There's no way that I know of to silently save files to the user's drive, which is what it seems like you're hoping to do. I think you can ASK for files to be saved one at a time (prompting the user each time) using something like:
function saveAsMe (filename)
{
document.execCommand('SaveAs',null,filename)
}
If you wanted to only prompt the user once, you could grab all the images silently, zip them up in a bundle, then have the user download that. This might mean doing XmlHttpRequest on all the files, zipping them in Javascript, UPLOADING them to a staging area, and then asking the user if they would like to download the zip file. Sounds absurd, I know.

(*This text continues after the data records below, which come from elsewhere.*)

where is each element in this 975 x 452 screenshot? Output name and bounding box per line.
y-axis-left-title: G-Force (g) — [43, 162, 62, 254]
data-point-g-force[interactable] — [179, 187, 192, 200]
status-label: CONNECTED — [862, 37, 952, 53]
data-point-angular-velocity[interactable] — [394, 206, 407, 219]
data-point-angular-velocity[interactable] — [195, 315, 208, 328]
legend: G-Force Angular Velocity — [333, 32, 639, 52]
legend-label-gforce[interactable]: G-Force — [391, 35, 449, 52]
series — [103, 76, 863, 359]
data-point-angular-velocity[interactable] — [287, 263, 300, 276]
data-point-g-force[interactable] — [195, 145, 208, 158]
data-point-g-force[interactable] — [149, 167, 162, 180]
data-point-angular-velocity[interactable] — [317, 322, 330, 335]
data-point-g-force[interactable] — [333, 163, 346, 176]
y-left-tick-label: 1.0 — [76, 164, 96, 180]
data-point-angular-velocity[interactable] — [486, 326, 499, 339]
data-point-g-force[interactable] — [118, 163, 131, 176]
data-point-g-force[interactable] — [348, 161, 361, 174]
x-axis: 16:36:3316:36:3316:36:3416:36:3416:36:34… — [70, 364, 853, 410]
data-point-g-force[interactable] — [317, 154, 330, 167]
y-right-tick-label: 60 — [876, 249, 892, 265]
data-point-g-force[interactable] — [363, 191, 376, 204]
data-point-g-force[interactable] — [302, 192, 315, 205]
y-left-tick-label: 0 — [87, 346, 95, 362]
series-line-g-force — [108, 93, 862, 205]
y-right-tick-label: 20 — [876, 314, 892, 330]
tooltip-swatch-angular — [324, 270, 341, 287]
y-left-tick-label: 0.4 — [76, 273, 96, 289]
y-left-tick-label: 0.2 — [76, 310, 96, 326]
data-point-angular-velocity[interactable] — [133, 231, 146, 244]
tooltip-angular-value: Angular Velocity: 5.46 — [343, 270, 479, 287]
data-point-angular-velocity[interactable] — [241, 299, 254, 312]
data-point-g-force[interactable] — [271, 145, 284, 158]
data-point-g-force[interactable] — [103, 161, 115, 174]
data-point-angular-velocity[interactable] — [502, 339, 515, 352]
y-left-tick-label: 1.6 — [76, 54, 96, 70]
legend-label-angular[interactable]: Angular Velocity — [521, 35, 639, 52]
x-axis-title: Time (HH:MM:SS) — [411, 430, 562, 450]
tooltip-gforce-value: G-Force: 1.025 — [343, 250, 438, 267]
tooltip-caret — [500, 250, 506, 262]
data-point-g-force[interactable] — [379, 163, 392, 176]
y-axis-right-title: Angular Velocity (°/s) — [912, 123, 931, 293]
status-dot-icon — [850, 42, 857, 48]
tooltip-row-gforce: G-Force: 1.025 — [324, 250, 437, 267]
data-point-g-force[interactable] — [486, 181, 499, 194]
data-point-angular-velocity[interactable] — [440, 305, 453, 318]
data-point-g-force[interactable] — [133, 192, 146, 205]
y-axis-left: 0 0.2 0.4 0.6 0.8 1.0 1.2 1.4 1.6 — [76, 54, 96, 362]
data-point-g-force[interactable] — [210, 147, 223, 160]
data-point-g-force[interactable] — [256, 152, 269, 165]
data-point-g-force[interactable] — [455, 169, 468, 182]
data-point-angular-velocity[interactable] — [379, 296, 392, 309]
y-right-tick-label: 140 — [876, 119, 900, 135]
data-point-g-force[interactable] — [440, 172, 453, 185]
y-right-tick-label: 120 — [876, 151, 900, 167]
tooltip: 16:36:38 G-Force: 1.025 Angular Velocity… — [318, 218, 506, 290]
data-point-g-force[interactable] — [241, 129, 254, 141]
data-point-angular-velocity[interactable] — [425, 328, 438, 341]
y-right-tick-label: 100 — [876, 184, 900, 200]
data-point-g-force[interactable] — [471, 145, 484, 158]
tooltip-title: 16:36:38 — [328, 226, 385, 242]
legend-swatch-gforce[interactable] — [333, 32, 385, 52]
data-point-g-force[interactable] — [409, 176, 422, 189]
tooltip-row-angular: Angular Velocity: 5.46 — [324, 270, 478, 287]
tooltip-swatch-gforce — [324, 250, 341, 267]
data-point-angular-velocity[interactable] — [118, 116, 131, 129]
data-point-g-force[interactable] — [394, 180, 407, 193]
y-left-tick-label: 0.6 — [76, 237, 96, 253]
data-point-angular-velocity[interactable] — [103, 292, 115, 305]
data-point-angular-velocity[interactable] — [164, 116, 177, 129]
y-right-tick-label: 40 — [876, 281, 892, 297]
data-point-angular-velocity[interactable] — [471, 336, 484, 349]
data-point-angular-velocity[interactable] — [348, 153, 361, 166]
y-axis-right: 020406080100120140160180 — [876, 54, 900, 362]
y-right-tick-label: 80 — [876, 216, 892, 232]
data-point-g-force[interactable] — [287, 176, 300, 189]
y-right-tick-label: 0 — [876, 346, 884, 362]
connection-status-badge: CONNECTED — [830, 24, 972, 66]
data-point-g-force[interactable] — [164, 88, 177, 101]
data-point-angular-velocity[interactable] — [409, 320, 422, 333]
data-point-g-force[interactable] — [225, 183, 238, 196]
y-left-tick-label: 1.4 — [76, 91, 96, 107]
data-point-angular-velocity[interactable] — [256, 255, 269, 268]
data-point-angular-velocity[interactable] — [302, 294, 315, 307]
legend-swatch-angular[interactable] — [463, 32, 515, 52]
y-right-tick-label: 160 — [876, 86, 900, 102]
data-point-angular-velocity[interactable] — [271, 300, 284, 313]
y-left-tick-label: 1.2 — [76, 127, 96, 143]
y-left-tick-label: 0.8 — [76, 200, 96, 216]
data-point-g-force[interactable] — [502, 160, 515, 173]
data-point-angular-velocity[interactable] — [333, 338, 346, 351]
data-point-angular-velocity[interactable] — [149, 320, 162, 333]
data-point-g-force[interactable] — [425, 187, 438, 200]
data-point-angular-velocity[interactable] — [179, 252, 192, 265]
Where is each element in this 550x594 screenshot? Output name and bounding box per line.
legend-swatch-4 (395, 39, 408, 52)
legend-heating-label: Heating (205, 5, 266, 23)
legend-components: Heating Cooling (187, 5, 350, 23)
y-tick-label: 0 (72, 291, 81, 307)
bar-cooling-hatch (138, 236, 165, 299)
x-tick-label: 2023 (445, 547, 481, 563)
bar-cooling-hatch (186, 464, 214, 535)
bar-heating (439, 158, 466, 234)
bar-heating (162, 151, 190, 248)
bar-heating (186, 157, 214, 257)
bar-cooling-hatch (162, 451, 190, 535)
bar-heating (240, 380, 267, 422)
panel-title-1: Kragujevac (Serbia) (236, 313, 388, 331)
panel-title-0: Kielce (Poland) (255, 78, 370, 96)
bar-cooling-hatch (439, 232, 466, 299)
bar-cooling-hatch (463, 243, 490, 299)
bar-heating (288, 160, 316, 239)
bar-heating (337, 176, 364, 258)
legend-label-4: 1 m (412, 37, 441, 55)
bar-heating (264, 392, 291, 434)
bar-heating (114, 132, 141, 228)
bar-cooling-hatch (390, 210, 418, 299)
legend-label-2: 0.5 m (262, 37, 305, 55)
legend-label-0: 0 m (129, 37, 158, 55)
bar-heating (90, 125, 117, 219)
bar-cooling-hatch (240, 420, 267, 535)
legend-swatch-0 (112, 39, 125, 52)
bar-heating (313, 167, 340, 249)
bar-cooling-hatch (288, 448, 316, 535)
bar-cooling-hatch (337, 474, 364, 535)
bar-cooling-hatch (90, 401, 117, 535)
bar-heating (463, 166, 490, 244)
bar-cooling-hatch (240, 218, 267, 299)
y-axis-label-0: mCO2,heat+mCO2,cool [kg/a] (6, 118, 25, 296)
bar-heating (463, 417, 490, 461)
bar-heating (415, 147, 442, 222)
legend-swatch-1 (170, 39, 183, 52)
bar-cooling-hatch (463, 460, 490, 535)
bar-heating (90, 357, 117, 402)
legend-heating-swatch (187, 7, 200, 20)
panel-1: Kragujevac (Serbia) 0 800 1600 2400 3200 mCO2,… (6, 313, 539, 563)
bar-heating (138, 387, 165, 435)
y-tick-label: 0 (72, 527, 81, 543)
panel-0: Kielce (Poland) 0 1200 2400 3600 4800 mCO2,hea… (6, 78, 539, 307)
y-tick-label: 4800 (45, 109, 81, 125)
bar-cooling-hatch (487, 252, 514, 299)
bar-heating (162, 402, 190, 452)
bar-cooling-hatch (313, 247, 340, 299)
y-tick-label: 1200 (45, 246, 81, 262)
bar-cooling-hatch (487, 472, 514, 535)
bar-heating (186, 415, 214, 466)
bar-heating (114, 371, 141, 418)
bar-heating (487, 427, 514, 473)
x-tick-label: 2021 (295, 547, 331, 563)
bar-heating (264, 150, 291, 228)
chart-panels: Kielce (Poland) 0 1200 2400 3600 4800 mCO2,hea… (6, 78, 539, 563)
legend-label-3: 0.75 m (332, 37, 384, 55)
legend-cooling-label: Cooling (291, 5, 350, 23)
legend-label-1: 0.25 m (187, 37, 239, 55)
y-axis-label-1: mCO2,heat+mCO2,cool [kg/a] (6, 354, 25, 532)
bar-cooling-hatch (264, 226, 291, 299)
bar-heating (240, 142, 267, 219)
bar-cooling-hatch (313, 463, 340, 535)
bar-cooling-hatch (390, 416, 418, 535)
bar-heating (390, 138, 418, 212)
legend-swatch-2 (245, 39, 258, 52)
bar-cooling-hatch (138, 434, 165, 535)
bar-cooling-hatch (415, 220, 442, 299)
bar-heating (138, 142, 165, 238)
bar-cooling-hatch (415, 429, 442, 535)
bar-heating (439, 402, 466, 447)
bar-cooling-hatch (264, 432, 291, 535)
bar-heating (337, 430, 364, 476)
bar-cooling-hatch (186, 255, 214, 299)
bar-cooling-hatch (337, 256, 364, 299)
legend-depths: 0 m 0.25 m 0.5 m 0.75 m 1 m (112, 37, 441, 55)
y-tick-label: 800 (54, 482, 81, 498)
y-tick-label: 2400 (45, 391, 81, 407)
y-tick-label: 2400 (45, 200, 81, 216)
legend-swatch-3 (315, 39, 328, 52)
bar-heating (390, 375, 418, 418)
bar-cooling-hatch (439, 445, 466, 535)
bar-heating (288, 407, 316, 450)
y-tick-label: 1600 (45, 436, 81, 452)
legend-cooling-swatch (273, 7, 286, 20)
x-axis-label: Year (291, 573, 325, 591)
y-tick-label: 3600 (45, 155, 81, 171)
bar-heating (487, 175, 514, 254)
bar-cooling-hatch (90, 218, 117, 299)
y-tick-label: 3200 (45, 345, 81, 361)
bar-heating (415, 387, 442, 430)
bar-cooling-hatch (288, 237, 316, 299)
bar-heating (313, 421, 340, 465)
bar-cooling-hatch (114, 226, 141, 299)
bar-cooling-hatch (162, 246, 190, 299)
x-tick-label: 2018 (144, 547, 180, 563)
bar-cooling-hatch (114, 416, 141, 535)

There are local storage options in the browser, but they are only for the developer's use, within the sandbox, as far as I know. (e.g. Gmail offline caching.) See recent announcements from Google like this one.
Google Webstore
Github
I made an extension that does something like this, if anyone here is still interested.
It uses an XMLHTTPRequest to grab the object, which in this case is presumed to be an image, then makes an ObjectURL to it, a link to that ObjectUrl, and clicks on the imaginary link.
Consider using the HTML5 FileSystem features that make writing to files possible using Javascript.
Looks like reading and writing files from browsers has become possible. Some newer Chromium based browsers can use the "Native File System API". This 2020 blog post shows code examples of reading from and writing to the local file system with JavaScript.
https://blog.merzlabs.com/posts/native-file-system/
This link shows which browsers support the Native File System API.
https://caniuse.com/native-filesystem-api
Since Javascript hitch-hikes to your computer with webpages from just about anywhere, it would be dangerous to give it the ability to write to your disk.
It's not allowed. Are you thinking that the Chrome extension will require user interaction? Otherwise it might fall into the same category.